Teacher Matt Arnold, who coached Granada Hills to six national titles, said that kind of personal development is the primary objective of Academic Decathlon.
“We don’t see ourselves as selling winning,” Arnold said. “It’s growth, change and self-improvement, and students who historically benefit the most … are the ones experiencing some block to their success.”
Tamara Cruz, a junior, said she flunked algebra and English her sophomore year.
“Coming out of middle school I had a lot of problems with my self-confidence, body image, how I looked and wanted to look, and it had a very negative effect on my grades,” said Cruz, the daughter of Philippine immigrants.
Decathlon turned all of that around, she said. At the nationals, she grabbed individual gold medals in math, literature, science and art; silver medals in music and speech; and a bronze in economics.

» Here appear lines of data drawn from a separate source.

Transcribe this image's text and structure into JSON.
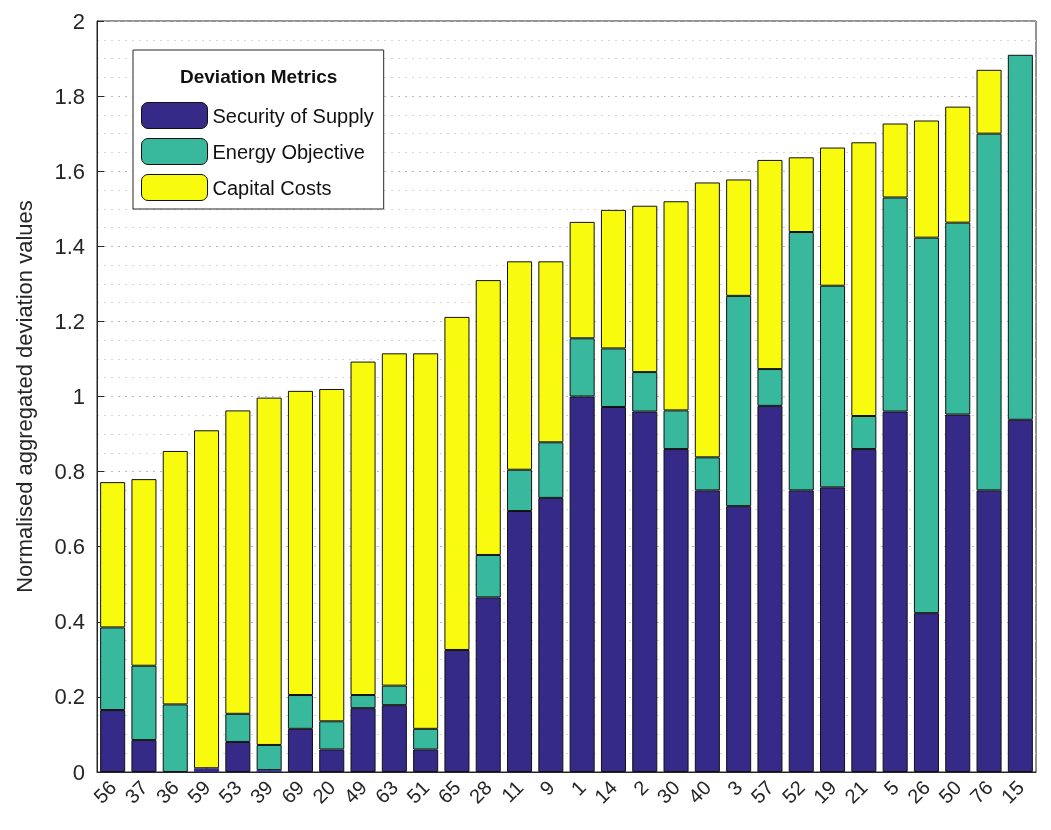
{
  "chart_data": {
    "type": "bar",
    "stacked": true,
    "ylabel": "Normalised aggregated deviation values",
    "legend_title": "Deviation Metrics",
    "legend": "top left",
    "grid": "y",
    "categories": [
      "56",
      "37",
      "36",
      "59",
      "53",
      "39",
      "69",
      "20",
      "49",
      "63",
      "51",
      "65",
      "28",
      "11",
      "9",
      "1",
      "14",
      "2",
      "30",
      "40",
      "3",
      "57",
      "52",
      "19",
      "21",
      "5",
      "26",
      "50",
      "76",
      "15"
    ],
    "ylim": [
      0,
      2
    ],
    "yticks": [
      0,
      0.2,
      0.4,
      0.6,
      0.8,
      1,
      1.2,
      1.4,
      1.6,
      1.8,
      2
    ],
    "series": [
      {
        "name": "Security of Supply",
        "color": "#352a87",
        "values": [
          0.165,
          0.085,
          0,
          0.01,
          0.08,
          0.005,
          0.115,
          0.06,
          0.17,
          0.178,
          0.06,
          0.325,
          0.465,
          0.695,
          0.73,
          1.0,
          0.972,
          0.96,
          0.86,
          0.75,
          0.708,
          0.975,
          0.75,
          0.758,
          0.86,
          0.96,
          0.423,
          0.952,
          0.75,
          0.938
        ]
      },
      {
        "name": "Energy Objective",
        "color": "#38b99e",
        "values": [
          0.22,
          0.198,
          0.18,
          0,
          0.075,
          0.067,
          0.09,
          0.075,
          0.035,
          0.052,
          0.055,
          0,
          0.113,
          0.11,
          0.148,
          0.155,
          0.156,
          0.105,
          0.103,
          0.088,
          0.56,
          0.098,
          0.688,
          0.537,
          0.088,
          0.57,
          1.0,
          0.511,
          0.95,
          0.972
        ]
      },
      {
        "name": "Capital Costs",
        "color": "#f9fb0e",
        "values": [
          0.387,
          0.497,
          0.675,
          0.9,
          0.808,
          0.925,
          0.81,
          0.885,
          0.888,
          0.885,
          1.0,
          0.887,
          0.732,
          0.555,
          0.482,
          0.31,
          0.369,
          0.443,
          0.557,
          0.732,
          0.31,
          0.557,
          0.199,
          0.368,
          0.729,
          0.197,
          0.312,
          0.309,
          0.17,
          0
        ]
      }
    ]
  }
}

Jared Matsubayashi, a senior, won a gold medal for his speech about revealing to friends and family that he is gay.
“Before coming out, I harbored so many fears,” he said in that speech. “I feared my friends would treat me differently…. Instead of focusing on my studies, I spent my time trying to make myself seem more masculine. As a result, my grades plummeted.”
Matsubayashi said his mother is from the Philippines and his father from Japan, and he couldn’t bring himself to break the news to his parents face-to-face. So he wrote a letter to them recently, left it for them on the dining room table and retreated to his room to await their response.
That moment with his parents took place after the regional and state decathlons, and Matsubayashi worked it into the speech he revised for the nationals. His parents and grandmother cheered, along with the rest of the crowd, when he delivered the updated speech in Minnesota.
For Kenny Ly, a senior on his way to UC San Diego to study bioinformatics, academic achievement is a family tradition. His brother is at MIT, his sister is an engineer at Microsoft, and they were both on national decathlon championship teams at GHC.
Ly badly wanted to make it a family trifecta, but not just to impress his siblings. His mother is from Vietnam and his father from Cambodia, and theirs is the classic story of foreigners who sacrificed to get to the United States and give their children a chance to succeed. In his speech at nationals, Ly spoke of his father, who lost his parents in the Khmer Rouge genocide.
“When I was in elementary school my parents always told us stories about when they were children, and one of them stuck out to me,” Ly told me. “It was about my dad climbing a mango tree, and the reason he climbed that tree was to get something to eat. But in the end, he fainted from hunger, fell and dislocated both his wrists.
“As I got older and heard about all the hardships he had to go through, I started to appreciate all that he’s done for me….He always has a smile on his face and love for other people, even though he’s gone through so much himself. And I try to be him every day.”
In addition to Ly, Matsubayashi, Cruz, LaFreniere and Khan, the Granada Hills team is composed of Connie Chen, Nicole Dersahakian, Lelija Kazlauskas, Ezhan Mirza and alternates Dwaipayan Chanda, Isabel Mercado and Jasdeep Sidhu.
Outside the school, on Zelzah Avenue, the street sign that marks GHC’s titles in 2011, 2012, 2013, 2015, 2016 and 2017 will be updated soon.
And the coaches have just sent tryout invitations for next year’s team.